Aside from possible political interference, what we do know, based on the record and statements from Dutrow’s attorneys that have not been contradicted by the Gaming Commission, is the following:
- Dutrow did not have a serious violation of any rule between 2007 and November, 2010;
- He was never accused of using any drug that was not a permitted therapeutic medication;
- Dutrow had a solid reputation as a horseman who took excellent care of his horses – even the Commission’s own witnesses at the hearing acknowledged this;
- Despite the perception that Dutrow was a significant violator of medication rules, not a single horse trained by him experienced a fatal injury in racing or training over an 11-year period;
- Over 2,000 horsemen and horsewomen have signed a petition supporting his reinstatement, including many of the leading, and most reputable, trainers in the sport;
- There is a significant discrepancy between the testimony of the Commission’s Director of Investigations and an experienced law enforcement figure who was present during the search that discovered the syringes with medications;
- While the Hearing Officer’s decision to permanently revoke Dutrow’s license was predicated on his “past history” of rule violations, that portion of the decision consisted of a mere five sentences and did not cite a violation in the preceding three years;
- The Commission determined Dutrow was fit to be issued a trainer’s license in 2011.
I do not know Mr. Dutrow and have never met him. This is a record, however, that is strongly suggestive of a determined effort to “get” Richard Dutrow regardless of the merits. I am well aware of all the buzz concerning him. But depriving a person of his livelihood requires more than rumor and innuendo.

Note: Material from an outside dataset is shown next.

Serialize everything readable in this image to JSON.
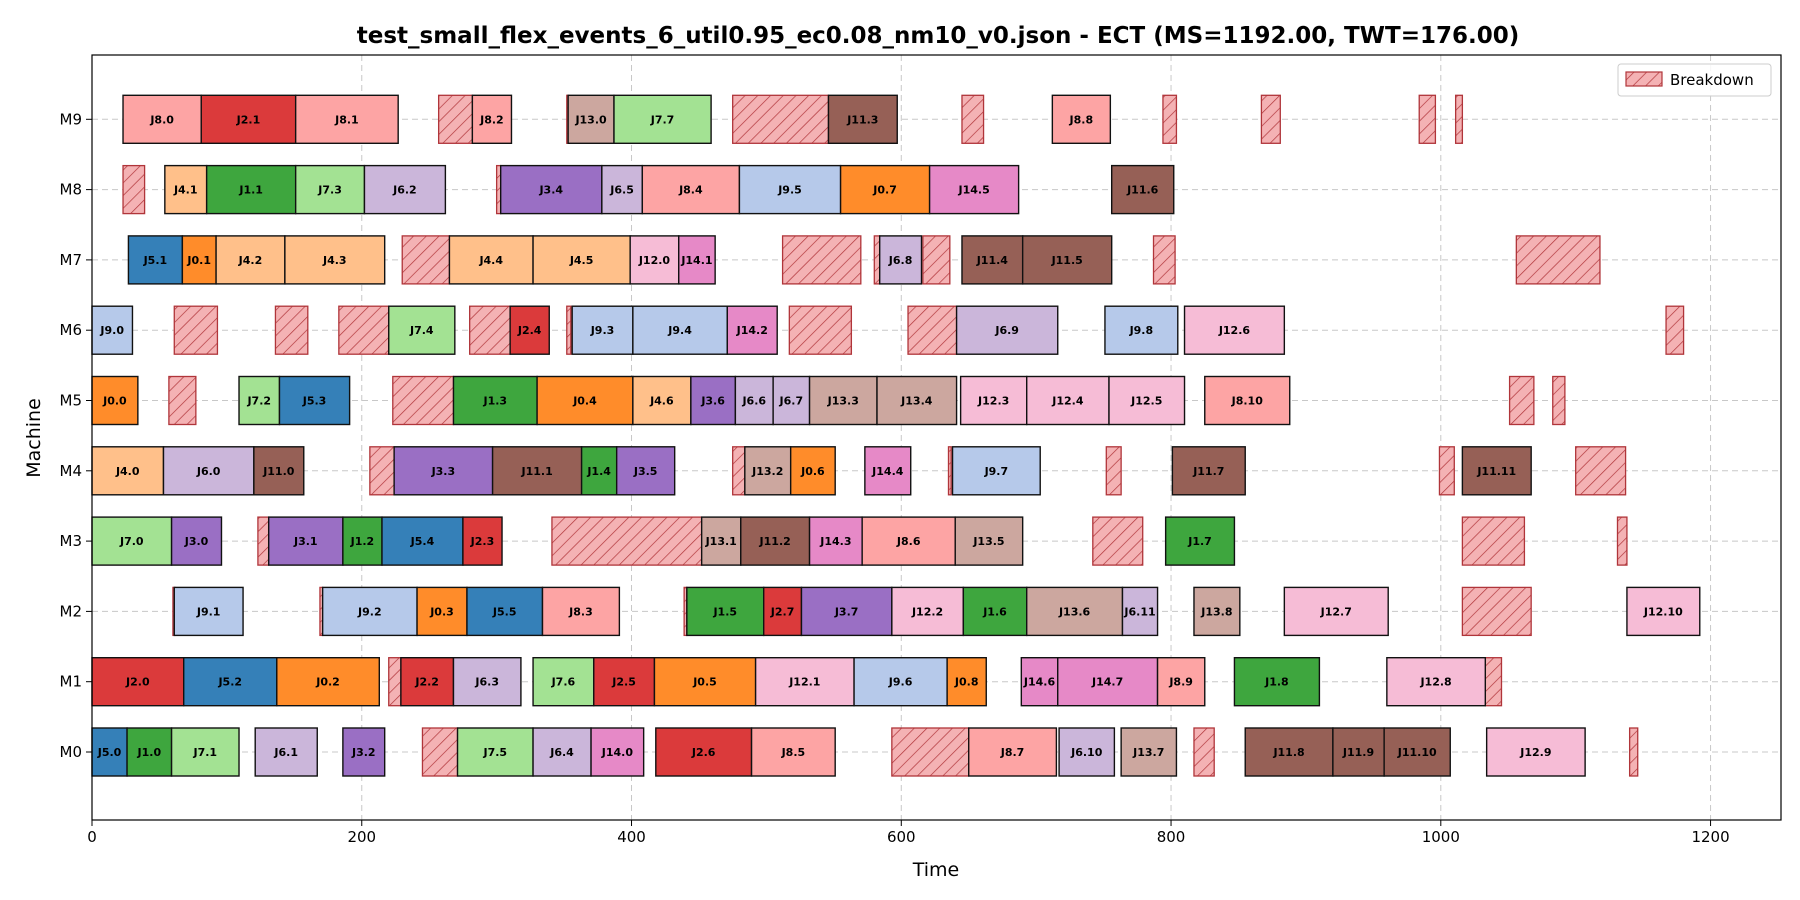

The Gaming Commission’s behavior at its recent meeting is a disgrace to not only the taxpayers and residents of New York but to the racing industry. The petition before them was to reopen consideration of the 10-year ban. That they would neither discuss this in public nor offer an explanation is a slap in the face to the entire racing industry, of which many reputable figures support Dutrow’s reinstatement.
The Gaming Commission is a public entity, the members of which are mostly appointed by the Governor. The Dutrow matter is of public import, particularly since the Commission heralded its penalties against him in a press release. A public airing of Dutrow’s petition could only foster a sense of transparency in government and a perception that integrity in racing is a prime concern. And it was an opportunity to educate a distrustful public of efforts to combat unwarranted drugs in racing.

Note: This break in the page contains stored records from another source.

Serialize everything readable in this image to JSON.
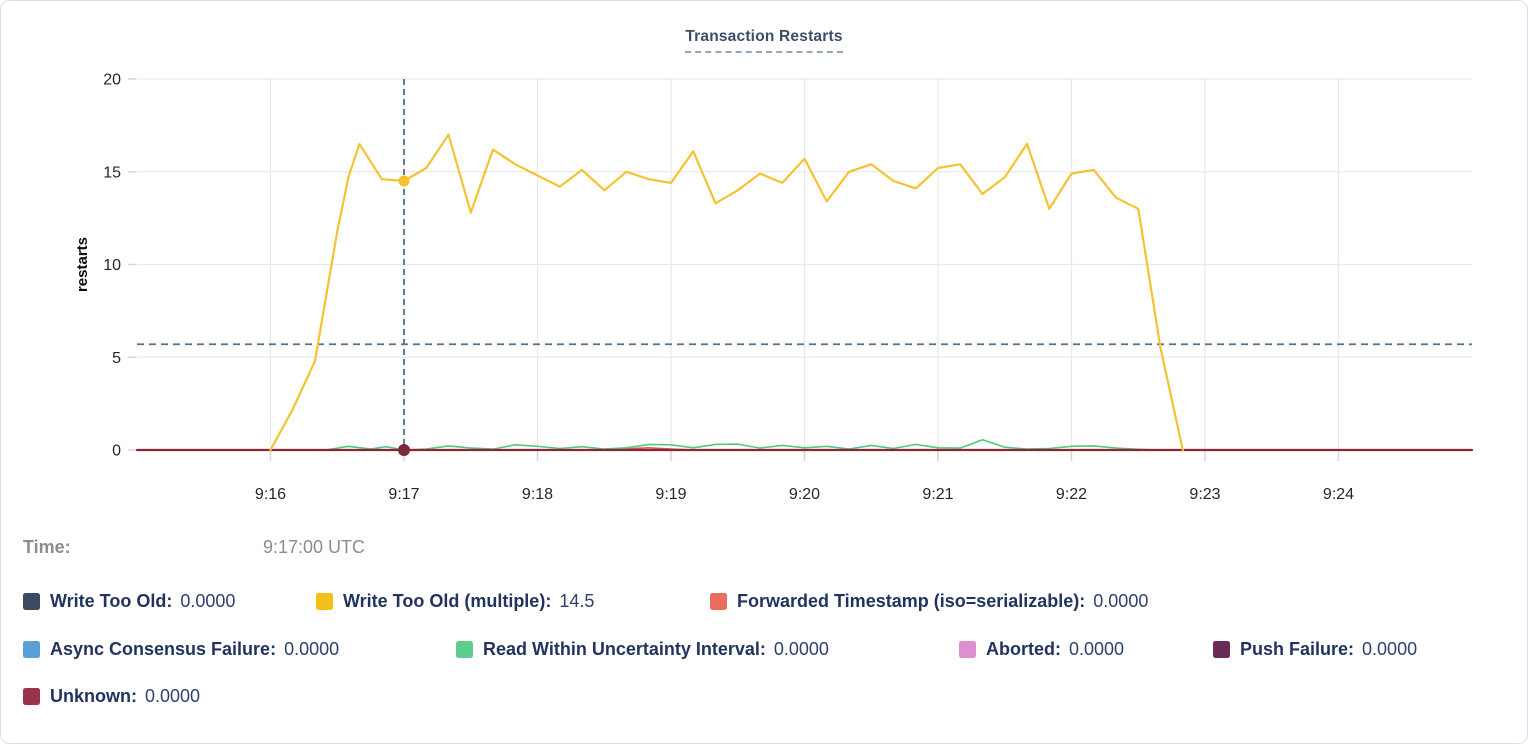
{
  "header": {
    "title": "Transaction Restarts"
  },
  "tooltip": {
    "time_label": "Time:",
    "time_value": "9:17:00 UTC"
  },
  "chart_data": {
    "type": "line",
    "title": "Transaction Restarts",
    "xlabel": "",
    "ylabel": "restarts",
    "ylim": [
      0,
      20
    ],
    "yticks": [
      0,
      5,
      10,
      15,
      20
    ],
    "x_domain_seconds": [
      0,
      600
    ],
    "x_domain_labels": [
      "9:15:00",
      "9:25:00"
    ],
    "xticks": [
      {
        "t": 60,
        "label": "9:16"
      },
      {
        "t": 120,
        "label": "9:17"
      },
      {
        "t": 180,
        "label": "9:18"
      },
      {
        "t": 240,
        "label": "9:19"
      },
      {
        "t": 300,
        "label": "9:20"
      },
      {
        "t": 360,
        "label": "9:21"
      },
      {
        "t": 420,
        "label": "9:22"
      },
      {
        "t": 480,
        "label": "9:23"
      },
      {
        "t": 540,
        "label": "9:24"
      }
    ],
    "grid": true,
    "legend_position": "bottom",
    "reference_line_value": 5.7,
    "crosshair": {
      "t": 120,
      "time": "9:17:00 UTC",
      "hovered_series": "Write Too Old (multiple)",
      "hovered_value": 14.5
    },
    "hover_dots": [
      {
        "series": "Write Too Old (multiple)",
        "t": 120,
        "v": 14.5,
        "color": "#f6c231"
      },
      {
        "series": "Unknown",
        "t": 120,
        "v": 0,
        "color": "#7e2a3e"
      }
    ],
    "series": [
      {
        "name": "Write Too Old",
        "color": "#3a4a63",
        "line_color": "#3a4a63",
        "width": 1.5,
        "points": [
          [
            60,
            0
          ],
          [
            470,
            0
          ]
        ]
      },
      {
        "name": "Forwarded Timestamp (iso=serializable)",
        "color": "#e96e5f",
        "line_color": "#dc5a4e",
        "width": 1.6,
        "points": [
          [
            60,
            0
          ],
          [
            210,
            0
          ],
          [
            220,
            0.06
          ],
          [
            230,
            0.12
          ],
          [
            240,
            0.05
          ],
          [
            250,
            0
          ],
          [
            470,
            0
          ]
        ]
      },
      {
        "name": "Async Consensus Failure",
        "color": "#5b9fd9",
        "line_color": "#5b9fd9",
        "width": 1.5,
        "points": [
          [
            60,
            0
          ],
          [
            470,
            0
          ]
        ]
      },
      {
        "name": "Aborted",
        "color": "#de8fd0",
        "line_color": "#de8fd0",
        "width": 1.5,
        "points": [
          [
            60,
            0
          ],
          [
            470,
            0
          ]
        ]
      },
      {
        "name": "Push Failure",
        "color": "#6b2b58",
        "line_color": "#6b2b58",
        "width": 1.5,
        "points": [
          [
            60,
            0
          ],
          [
            470,
            0
          ]
        ]
      },
      {
        "name": "Read Within Uncertainty Interval",
        "color": "#5fce8c",
        "line_color": "#53c77f",
        "width": 1.6,
        "points": [
          [
            85,
            0
          ],
          [
            95,
            0.2
          ],
          [
            105,
            0.05
          ],
          [
            112,
            0.18
          ],
          [
            120,
            0
          ],
          [
            130,
            0.05
          ],
          [
            140,
            0.22
          ],
          [
            150,
            0.1
          ],
          [
            160,
            0.05
          ],
          [
            170,
            0.28
          ],
          [
            180,
            0.2
          ],
          [
            190,
            0.08
          ],
          [
            200,
            0.18
          ],
          [
            210,
            0.05
          ],
          [
            220,
            0.12
          ],
          [
            230,
            0.3
          ],
          [
            240,
            0.28
          ],
          [
            250,
            0.12
          ],
          [
            260,
            0.3
          ],
          [
            270,
            0.32
          ],
          [
            280,
            0.1
          ],
          [
            290,
            0.25
          ],
          [
            300,
            0.12
          ],
          [
            310,
            0.2
          ],
          [
            320,
            0.05
          ],
          [
            330,
            0.25
          ],
          [
            340,
            0.08
          ],
          [
            350,
            0.3
          ],
          [
            360,
            0.12
          ],
          [
            370,
            0.1
          ],
          [
            380,
            0.55
          ],
          [
            390,
            0.15
          ],
          [
            400,
            0.05
          ],
          [
            410,
            0.08
          ],
          [
            420,
            0.2
          ],
          [
            430,
            0.22
          ],
          [
            440,
            0.1
          ],
          [
            450,
            0.04
          ],
          [
            460,
            0
          ],
          [
            470,
            0
          ]
        ]
      },
      {
        "name": "Unknown",
        "color": "#9a324a",
        "line_color": "#8b2638",
        "width": 2.2,
        "points": [
          [
            0,
            0
          ],
          [
            600,
            0
          ]
        ]
      },
      {
        "name": "Write Too Old (multiple)",
        "color": "#f2c118",
        "line_color": "#f6c231",
        "width": 2.2,
        "points": [
          [
            60,
            0
          ],
          [
            70,
            2.2
          ],
          [
            80,
            4.8
          ],
          [
            90,
            11.8
          ],
          [
            95,
            14.7
          ],
          [
            100,
            16.5
          ],
          [
            110,
            14.6
          ],
          [
            120,
            14.5
          ],
          [
            130,
            15.2
          ],
          [
            140,
            17.0
          ],
          [
            150,
            12.8
          ],
          [
            160,
            16.2
          ],
          [
            170,
            15.4
          ],
          [
            180,
            14.8
          ],
          [
            190,
            14.2
          ],
          [
            200,
            15.1
          ],
          [
            210,
            14.0
          ],
          [
            220,
            15.0
          ],
          [
            230,
            14.6
          ],
          [
            240,
            14.4
          ],
          [
            250,
            16.1
          ],
          [
            260,
            13.3
          ],
          [
            270,
            14.0
          ],
          [
            280,
            14.9
          ],
          [
            290,
            14.4
          ],
          [
            300,
            15.7
          ],
          [
            310,
            13.4
          ],
          [
            320,
            15.0
          ],
          [
            330,
            15.4
          ],
          [
            340,
            14.5
          ],
          [
            350,
            14.1
          ],
          [
            360,
            15.2
          ],
          [
            370,
            15.4
          ],
          [
            380,
            13.8
          ],
          [
            390,
            14.7
          ],
          [
            400,
            16.5
          ],
          [
            410,
            13.0
          ],
          [
            420,
            14.9
          ],
          [
            430,
            15.1
          ],
          [
            440,
            13.6
          ],
          [
            450,
            13.0
          ],
          [
            460,
            5.5
          ],
          [
            470,
            0
          ]
        ]
      }
    ]
  },
  "legend": {
    "rows": [
      [
        {
          "label": "Write Too Old:",
          "value": "0.0000",
          "color": "#3a4a63"
        },
        {
          "label": "Write Too Old (multiple):",
          "value": "14.5",
          "color": "#f2c118"
        },
        {
          "label": "Forwarded Timestamp (iso=serializable):",
          "value": "0.0000",
          "color": "#e96e5f"
        }
      ],
      [
        {
          "label": "Async Consensus Failure:",
          "value": "0.0000",
          "color": "#5b9fd9"
        },
        {
          "label": "Read Within Uncertainty Interval:",
          "value": "0.0000",
          "color": "#5fce8c"
        },
        {
          "label": "Aborted:",
          "value": "0.0000",
          "color": "#de8fd0"
        },
        {
          "label": "Push Failure:",
          "value": "0.0000",
          "color": "#6b2b58"
        }
      ],
      [
        {
          "label": "Unknown:",
          "value": "0.0000",
          "color": "#9a324a"
        }
      ]
    ]
  }
}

Unfortunately, the callous attitude of the Gaming Commission is all-too-typical of an Administration that believes it serves interests other than the public’s. Their failure to discuss the matter only heightens a sense that there is something to hide, including their conduct in a matter that is now seven years old.
I can only imagine this whole issue stems from a personal vendetta. I know firsthand of trainers who’s acts are far more egregious … and downright damning to the well-being of horses. Over the past few decades several horses who were in training with Dutrow were voluntarily retired SOUND to Unbridled as opposed to being sent to slaughter. To those of us who genuinely care about horses that has a lot of merit.